St. Paul, MN (KROC-AM News) - Minnesota has become the only state in the country still selling 3.2 beer.

Utah - known as a state with very restrictive alcohol laws - officially ended its requirements for the lower alcohol beer Friday.

Minnesota restricts alcohol sales in grocery and convenience stores to only 3.2-percent alcohol beer.

At least one Minnesota lawmaker wants to get rid of that law. Senator Karin Housley will push for changes in the state’s alcohol laws during the 2020 legislative session.


“It won’t be long before the market demands we bring our laws in line with the rest of the nation. Next session, I will again aggressively pursue legislation to modernize our state’s antiquated liquor laws. I have already introduced several bills, including a bill to allow supermarkets and convenience stores to sell beer and wine, a constitutional amendment to let Minnesotans weigh in, and legislation to ‘Save the Growler’.

Minnesota’s current restrictive laws are far different from Wisconsin where beer and liquor can be sold in grocery and convenience stores.

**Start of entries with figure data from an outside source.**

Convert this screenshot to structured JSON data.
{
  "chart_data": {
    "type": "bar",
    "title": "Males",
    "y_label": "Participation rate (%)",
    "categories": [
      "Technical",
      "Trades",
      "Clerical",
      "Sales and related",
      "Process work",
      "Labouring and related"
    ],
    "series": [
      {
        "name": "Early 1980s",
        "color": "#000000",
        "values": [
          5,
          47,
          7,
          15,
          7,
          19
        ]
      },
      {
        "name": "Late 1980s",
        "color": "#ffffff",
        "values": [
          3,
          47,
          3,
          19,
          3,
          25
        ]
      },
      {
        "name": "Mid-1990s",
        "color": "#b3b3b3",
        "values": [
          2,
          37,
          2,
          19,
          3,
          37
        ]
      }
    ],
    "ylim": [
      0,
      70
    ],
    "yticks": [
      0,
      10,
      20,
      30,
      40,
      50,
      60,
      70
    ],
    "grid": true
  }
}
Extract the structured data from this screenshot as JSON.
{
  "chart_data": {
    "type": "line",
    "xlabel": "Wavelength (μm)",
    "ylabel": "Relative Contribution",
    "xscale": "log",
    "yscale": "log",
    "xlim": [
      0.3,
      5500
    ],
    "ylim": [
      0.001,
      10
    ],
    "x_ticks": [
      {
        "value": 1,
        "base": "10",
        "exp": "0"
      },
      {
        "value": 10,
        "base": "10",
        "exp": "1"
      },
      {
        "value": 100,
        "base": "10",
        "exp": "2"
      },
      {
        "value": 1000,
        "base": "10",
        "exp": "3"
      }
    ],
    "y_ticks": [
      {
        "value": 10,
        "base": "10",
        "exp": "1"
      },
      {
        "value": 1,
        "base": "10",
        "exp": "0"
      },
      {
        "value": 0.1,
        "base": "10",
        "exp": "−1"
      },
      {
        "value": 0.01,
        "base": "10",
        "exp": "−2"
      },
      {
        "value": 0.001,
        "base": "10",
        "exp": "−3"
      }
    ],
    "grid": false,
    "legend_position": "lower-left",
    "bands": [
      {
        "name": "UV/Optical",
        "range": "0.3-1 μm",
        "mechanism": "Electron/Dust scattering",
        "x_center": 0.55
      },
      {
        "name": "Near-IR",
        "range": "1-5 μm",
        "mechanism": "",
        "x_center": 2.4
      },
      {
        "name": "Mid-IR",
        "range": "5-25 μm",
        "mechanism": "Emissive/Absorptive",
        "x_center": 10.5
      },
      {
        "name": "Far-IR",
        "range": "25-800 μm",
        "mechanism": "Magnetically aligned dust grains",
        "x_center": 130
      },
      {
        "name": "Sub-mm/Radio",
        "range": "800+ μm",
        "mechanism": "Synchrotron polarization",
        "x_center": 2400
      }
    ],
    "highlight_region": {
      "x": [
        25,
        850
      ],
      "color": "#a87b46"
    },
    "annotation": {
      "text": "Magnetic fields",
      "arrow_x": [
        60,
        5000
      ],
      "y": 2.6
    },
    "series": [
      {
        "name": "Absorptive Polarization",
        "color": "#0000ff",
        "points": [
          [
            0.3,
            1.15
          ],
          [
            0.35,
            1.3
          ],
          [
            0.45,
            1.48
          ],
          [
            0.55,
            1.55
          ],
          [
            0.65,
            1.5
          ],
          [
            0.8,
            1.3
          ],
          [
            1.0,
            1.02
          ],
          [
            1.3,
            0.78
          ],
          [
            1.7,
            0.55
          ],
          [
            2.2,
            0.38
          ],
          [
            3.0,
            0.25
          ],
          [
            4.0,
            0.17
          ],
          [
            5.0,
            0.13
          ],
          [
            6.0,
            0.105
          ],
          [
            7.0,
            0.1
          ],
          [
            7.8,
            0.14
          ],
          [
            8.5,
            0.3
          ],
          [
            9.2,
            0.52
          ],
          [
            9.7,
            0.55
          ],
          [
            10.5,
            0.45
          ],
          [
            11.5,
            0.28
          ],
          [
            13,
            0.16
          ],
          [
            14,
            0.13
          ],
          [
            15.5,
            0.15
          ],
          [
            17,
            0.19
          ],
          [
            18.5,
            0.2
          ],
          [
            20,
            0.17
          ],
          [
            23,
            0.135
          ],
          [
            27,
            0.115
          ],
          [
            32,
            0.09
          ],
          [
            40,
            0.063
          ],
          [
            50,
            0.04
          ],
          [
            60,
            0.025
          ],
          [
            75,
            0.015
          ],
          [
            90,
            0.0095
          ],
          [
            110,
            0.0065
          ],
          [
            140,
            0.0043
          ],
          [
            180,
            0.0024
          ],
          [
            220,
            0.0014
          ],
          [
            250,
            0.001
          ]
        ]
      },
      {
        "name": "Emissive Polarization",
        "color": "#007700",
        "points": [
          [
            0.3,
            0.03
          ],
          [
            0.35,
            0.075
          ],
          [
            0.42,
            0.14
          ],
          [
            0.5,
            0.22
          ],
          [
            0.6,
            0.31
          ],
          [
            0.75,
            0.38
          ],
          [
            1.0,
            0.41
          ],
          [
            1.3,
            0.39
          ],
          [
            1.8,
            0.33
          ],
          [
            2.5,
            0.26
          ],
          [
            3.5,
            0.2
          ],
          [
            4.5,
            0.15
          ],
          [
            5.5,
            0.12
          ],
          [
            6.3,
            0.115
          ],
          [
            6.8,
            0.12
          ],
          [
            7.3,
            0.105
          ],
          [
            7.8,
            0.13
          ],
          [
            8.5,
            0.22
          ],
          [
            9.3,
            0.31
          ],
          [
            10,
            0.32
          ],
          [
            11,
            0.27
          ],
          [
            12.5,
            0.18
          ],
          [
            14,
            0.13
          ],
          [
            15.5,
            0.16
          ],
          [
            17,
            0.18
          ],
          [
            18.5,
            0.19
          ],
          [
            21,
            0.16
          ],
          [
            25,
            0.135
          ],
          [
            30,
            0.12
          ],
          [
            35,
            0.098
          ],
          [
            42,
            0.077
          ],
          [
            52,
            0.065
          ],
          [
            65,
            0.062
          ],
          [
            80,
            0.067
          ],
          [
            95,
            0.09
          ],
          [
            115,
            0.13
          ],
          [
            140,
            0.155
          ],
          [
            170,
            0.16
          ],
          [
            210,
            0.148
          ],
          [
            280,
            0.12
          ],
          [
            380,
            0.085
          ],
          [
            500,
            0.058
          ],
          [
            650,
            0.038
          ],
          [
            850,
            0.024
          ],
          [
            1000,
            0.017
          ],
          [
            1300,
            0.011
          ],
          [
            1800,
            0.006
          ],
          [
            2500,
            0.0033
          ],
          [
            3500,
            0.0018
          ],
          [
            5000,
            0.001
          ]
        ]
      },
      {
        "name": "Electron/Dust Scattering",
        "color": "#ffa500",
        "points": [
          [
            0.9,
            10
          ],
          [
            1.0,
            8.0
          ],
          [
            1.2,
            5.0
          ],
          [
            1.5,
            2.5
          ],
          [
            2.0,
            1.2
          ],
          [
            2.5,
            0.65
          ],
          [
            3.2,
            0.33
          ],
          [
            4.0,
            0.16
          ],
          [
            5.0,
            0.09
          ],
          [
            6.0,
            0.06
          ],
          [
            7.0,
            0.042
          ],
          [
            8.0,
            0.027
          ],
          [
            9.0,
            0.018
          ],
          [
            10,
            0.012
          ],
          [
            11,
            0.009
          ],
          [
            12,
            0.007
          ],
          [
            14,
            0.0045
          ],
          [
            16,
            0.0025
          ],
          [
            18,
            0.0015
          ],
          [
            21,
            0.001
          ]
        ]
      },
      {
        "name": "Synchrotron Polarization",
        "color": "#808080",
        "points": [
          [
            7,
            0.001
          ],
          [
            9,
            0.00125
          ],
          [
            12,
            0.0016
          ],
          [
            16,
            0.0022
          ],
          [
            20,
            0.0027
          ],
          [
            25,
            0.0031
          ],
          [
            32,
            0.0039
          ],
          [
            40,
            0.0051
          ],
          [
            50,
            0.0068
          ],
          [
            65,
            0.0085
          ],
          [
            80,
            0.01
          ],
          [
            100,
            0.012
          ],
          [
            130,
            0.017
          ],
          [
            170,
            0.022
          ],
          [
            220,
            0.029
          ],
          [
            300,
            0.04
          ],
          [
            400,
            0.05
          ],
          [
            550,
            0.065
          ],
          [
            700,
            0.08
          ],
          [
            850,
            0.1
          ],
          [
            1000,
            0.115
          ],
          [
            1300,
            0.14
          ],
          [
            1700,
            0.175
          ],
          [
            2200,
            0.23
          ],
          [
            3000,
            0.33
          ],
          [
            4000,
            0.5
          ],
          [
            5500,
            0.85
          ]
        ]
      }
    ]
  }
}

Housley says it’s time for a change:

“It’s 2019, but Minnesota’s liquor laws still reflect the era of Prohibition. Now, we’re the lone remaining state to mandate that grocery stores and convenience stores can only sell 3.2 percent beer. As national production has zeroed out, brewers have largely decided it’s no longer profitable to sell 3.2-percent beer, making the product difficult – if not impossible – for businesses to carry. That’s a problem, but instead of working toward a compromise that could benefit the consumer, our unique system has made it virtually impossible to make any meaningful changes to the law.”